The current Democratic consensus on health care is striking. In fact, given the myriad ways universal health insurance might otherwise be organized – single payer, employer mandate, vouchers, tax credits – it’s astonishing. All of the major health insurance proposals require employers either to provide coverage to employees or contribute to the cost of coverage; create purchasing pools that will offer insurance to anyone who doesn’t get it from an employer; preserve freedom of choice of doctor; cover children; and aim to save money through more preventive care, better management of chronic disease, and standardized information technology. And all subsidize lower-income families with revenues coming from letting the Bush tax cuts expire.
Mandates are a sideshow. All their plans would cover a large majority of those who currently lack insurance. A big chunk of the remainder are undocumented immigrants, who aren’t covered by any of the plans. So mandates are relevant to only around 3 percent of the population.

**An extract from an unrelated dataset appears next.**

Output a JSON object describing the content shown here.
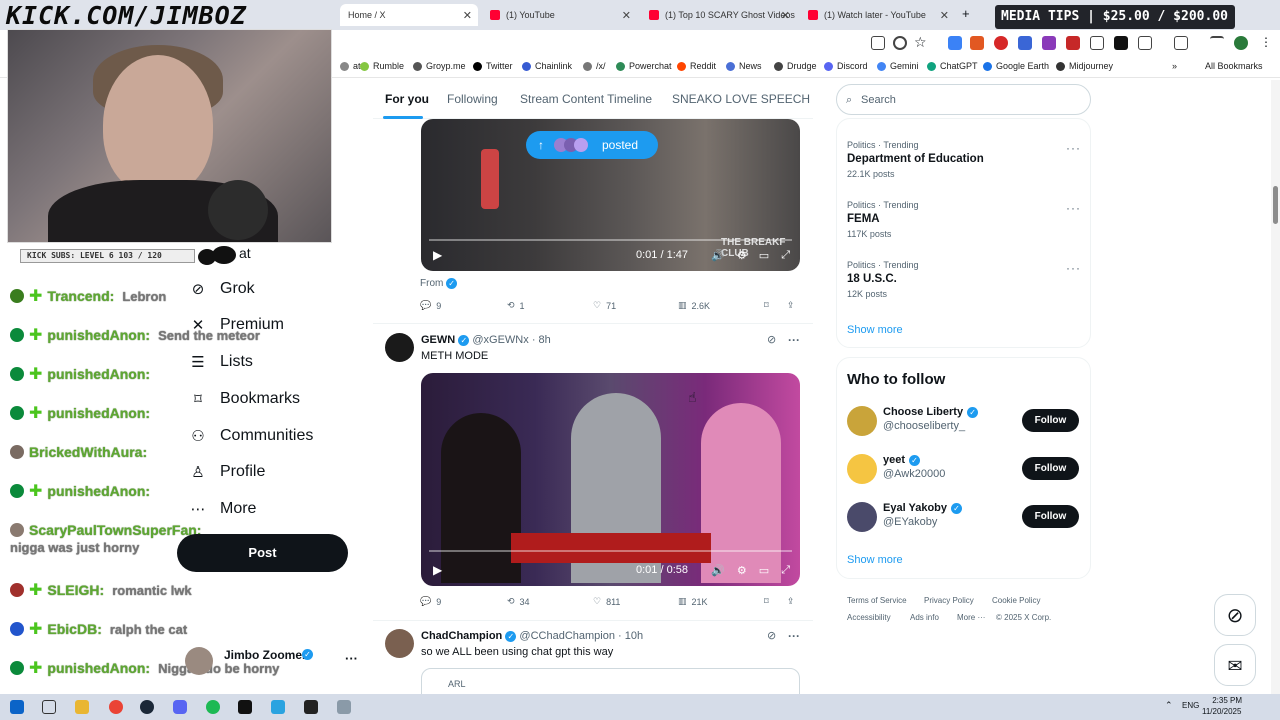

Hillary Clinton thinks this 3 percent is mostly young and healthy and should be required to buy insurance in order to bring costs down for everyone who isn’t. Obama thinks they’re mostly people who won’t be able to afford even subsidized premiums, so they’d just ignore any mandate. As a practical matter, the difference comes down to timing and sequencing. Clinton wants to start with a mandate. Obama says if it turns out most of this remaining 3 percent are young and healthy, he’ll go along with a mandate, too.
It’s only to be expected that gloves will come off in the last months of a primary campaign. But by warring over mandates, Democrats are leading with their chins. It’s the least important aspect of what they’re offering. It’s also, to many Americans, the least attractive because it conjures up a big government bullying people into doing what they’d rather not do.
The public is ready for universal health insuranc, but to get it enacted after January, 2009, Democrats need to start building a movement in support of the big and important reforms universal health insurance requires – on which they happen to agree.